Most discussions of city logistics focus on getting goods to people. The harder, less glamorous challenge is what happens when those goods reach the end of their useful life. Packaging, electronics, batteries, textiles — the volumes are enormous, growing with every e-commerce surge, and the urban infrastructure to handle them sustainably barely exists.

A chapter by Tom Vöge and Julia Hobohm in Urban Logistics Transformation (Springer, 2026) makes the case that Extended Producer Responsibility (EPR ) is the underused policy lever that could change this.

What EPR actually means for logistics

EPR is not a new concept. Conceived in the 1990s, it shifts the financial and operational responsibility for end-of-life products from municipalities back to the producers who put them on the market. The EU has enshrined it in legislation covering packaging, electronics, batteries, and increasingly textiles. But legislation setting collection targets and legislation that actually integrates waste logistics into the urban freight system are two very different things — and the gap between them is exactly what this chapter addresses.

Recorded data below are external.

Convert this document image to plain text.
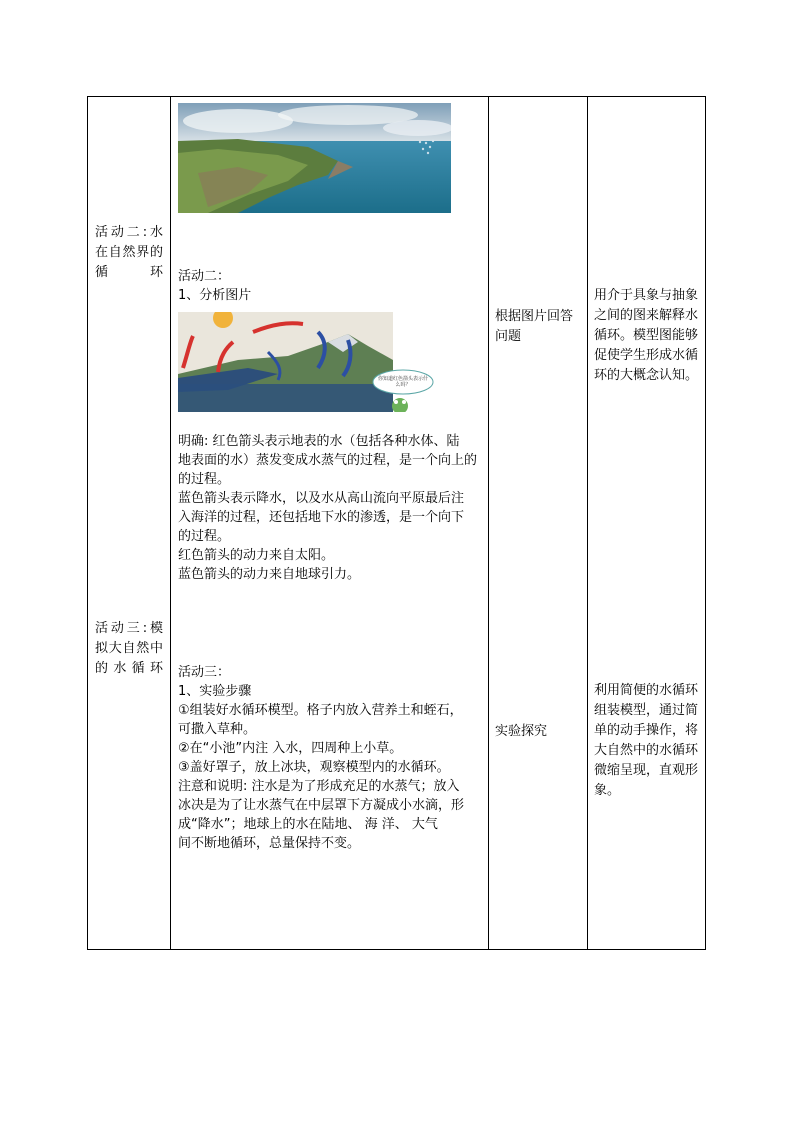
活动二:水在自然界的循环
活动三:模拟大自然中的水循环

活动二：

1、分析图片

你知道红色箭头表示什么吗？

明确: 红色箭头表示地表的水（包括各种水体、陆

地表面的水）蒸发变成水蒸气的过程，是一个向上的

的过程。

蓝色箭头表示降水，以及水从高山流向平原最后注

入海洋的过程，还包括地下水的渗透，是一个向下

的过程。

红色箭头的动力来自太阳。

蓝色箭头的动力来自地球引力。

活动三：

1、实验步骤

①组装好水循环模型。格子内放入营养土和蛭石，

可撒入草种。

②在“小池”内注 入水，四周种上小草。

③盖好罩子，放上冰块，观察模型内的水循环。

注意和说明: 注水是为了形成充足的水蒸气；放入

冰决是为了让水蒸气在中层罩下方凝成小水滴，形

成“降水”；地球上的水在陆地、 海 洋、 大气

间不断地循环，总量保持不变。

根据图片回答问题
实验探究
用介于具象与抽象之间的图来解释水循环。模型图能够促使学生形成水循环的大概念认知。
利用简便的水循环组装模型，通过简单的动手操作，将大自然中的水循环微缩呈现，直观形象。
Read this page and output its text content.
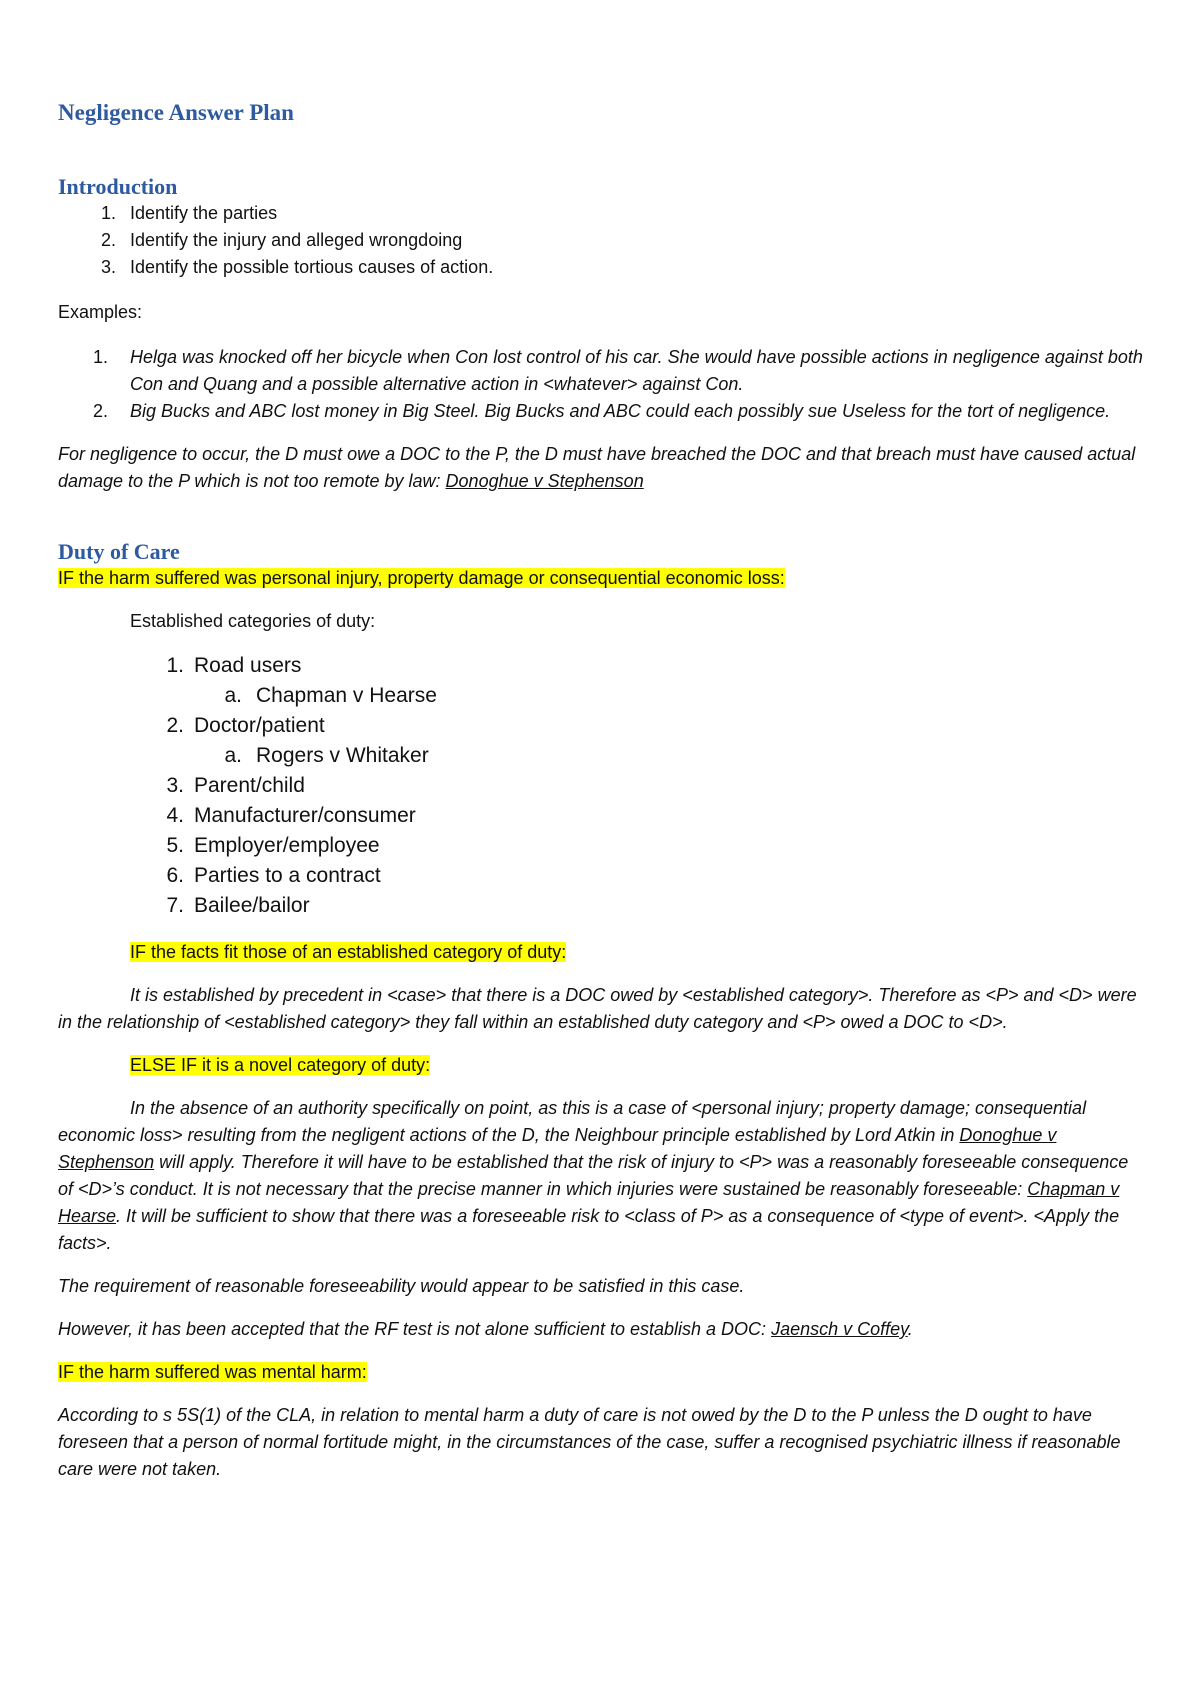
Negligence Answer Plan
Introduction
1. Identify the parties
2. Identify the injury and alleged wrongdoing
3. Identify the possible tortious causes of action.

Examples:

1.	Helga was knocked off her bicycle when Con lost control of his car. She would have possible actions in negligence against both Con and Quang and a possible alternative action in <whatever> against Con.
2.	Big Bucks and ABC lost money in Big Steel. Big Bucks and ABC could each possibly sue Useless for the tort of negligence.

For negligence to occur, the D must owe a DOC to the P, the D must have breached the DOC and that breach must have caused actual damage to the P which is not too remote by law: Donoghue v Stephenson

Duty of Care

IF the harm suffered was personal injury, property damage or consequential economic loss:

Established categories of duty:

1. Road users
a. Chapman v Hearse
2. Doctor/patient
a. Rogers v Whitaker
3. Parent/child
4. Manufacturer/consumer
5. Employer/employee
6. Parties to a contract
7. Bailee/bailor

IF the facts fit those of an established category of duty:

It is established by precedent in <case> that there is a DOC owed by <established category>. Therefore as <P> and <D> were in the relationship of <established category> they fall within an established duty category and <P> owed a DOC to <D>.

ELSE IF it is a novel category of duty:

In the absence of an authority specifically on point, as this is a case of <personal injury; property damage; consequential economic loss> resulting from the negligent actions of the D, the Neighbour principle established by Lord Atkin in Donoghue v Stephenson will apply. Therefore it will have to be established that the risk of injury to <P> was a reasonably foreseeable consequence of <D>’s conduct. It is not necessary that the precise manner in which injuries were sustained be reasonably foreseeable: Chapman v Hearse. It will be sufficient to show that there was a foreseeable risk to <class of P> as a consequence of <type of event>. <Apply the facts>.

The requirement of reasonable foreseeability would appear to be satisfied in this case.

However, it has been accepted that the RF test is not alone sufficient to establish a DOC: Jaensch v Coffey.

IF the harm suffered was mental harm:

According to s 5S(1) of the CLA, in relation to mental harm a duty of care is not owed by the D to the P unless the D ought to have foreseen that a person of normal fortitude might, in the circumstances of the case, suffer a recognised psychiatric illness if reasonable care were not taken.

The authors are direct: EPR implementation in urban contexts is fragmented, under-optimized, and largely disconnected from city-level mobility and sustainability planning. Producer Responsibility Organizations (PROs) — the intermediaries who operationalize these systems on behalf of producers — often design their collection networks in isolation from municipal waste services, urban freight strategies, or low-emission zone policies. The result is a system that can meet regulatory collection targets on paper while missing most of the circular economy potential in practice.

What better systems look like

The chapter draws on case studies from across Europe that show what more integrated approaches can achieve. Norway’s battery take-back system uses a hub-and-spoke model in cities like Oslo, with GPS-optimised collection routes and fill-level sensors that trigger pickups only when containers are full — reducing unnecessary vehicle movements significantly. In France, the electronics PRO ecosystem has launched mobile collection events at transit hubs and local markets, notified by app, gathering neighbourhood-level data that allows targeted outreach. In the Netherlands, Sympany’s textile return hubs at shopping centres and public transport stations combine fixed locations with dynamic pickup schedules responsive to seasonal patterns, achieving high reuse rates through convenience and visibility.

A common thread runs through the successful cases: accessibility drives participation, data drives efficiency, and partnerships between PROs, municipalities, and logistics providers drive both. Where these three elements are present together, collection rates are higher, per-tonne emissions are lower, and the systems prove financially viable over time.

The repair and reuse gap

One of the more thought-provoking sections concerns repair and reuse — activities that sit above recycling in the waste hierarchy but are barely touched by most EPR frameworks. The authors argue that eco-modulated EPR fees — where producers pay more if their products are harder to repair, disassemble, or recycle — could incentivize better product design upstream, making the entire downstream logistics system cheaper and more circular. The success of the iFixit platform and the EU’s right-to-repair movement illustrates that consumer demand for repair exists; what’s missing is the infrastructure and economic incentive to formalize it within EPR frameworks.

The systemic problem

The chapter’s most important contribution may be its honest diagnosis of where EPR fails structurally. Take-back schemes are rarely coordinated with urban freight planning. Data systems are siloed by waste stream and operator. Regulatory frameworks differ sufficiently between Member States that companies face a patchwork of obligations, discouraging pan-European innovation. And the financial burden of collecting low-quality, non-reusable goods, driven by fast fashion and disposable electronics, is increasingly falling on PROs, with no mechanism to push that cost back to the producers responsible.

The recommendations are practical: harmonize EPR standards across the EU, integrate take-back logistics into city mobility strategies from the outset, invest in shared digital infrastructure, and hold producers of low-grade goods financially accountable through fee structures that reflect their actual environmental cost.

The circular city is not just about green delivery vans. It requires a logistics system that handles the return journey as well, and EPR, properly integrated, is one of the most powerful tools available for building such a system.


Based on: Vöge, T. & Hobohm, J., “Extended Producer Responsibility (EPR) in Urban Logistics: Enabling Circular Economy Through Efficient Waste Take-Back Schemes,” in Urban Logistics Transformation (Springer, 2026).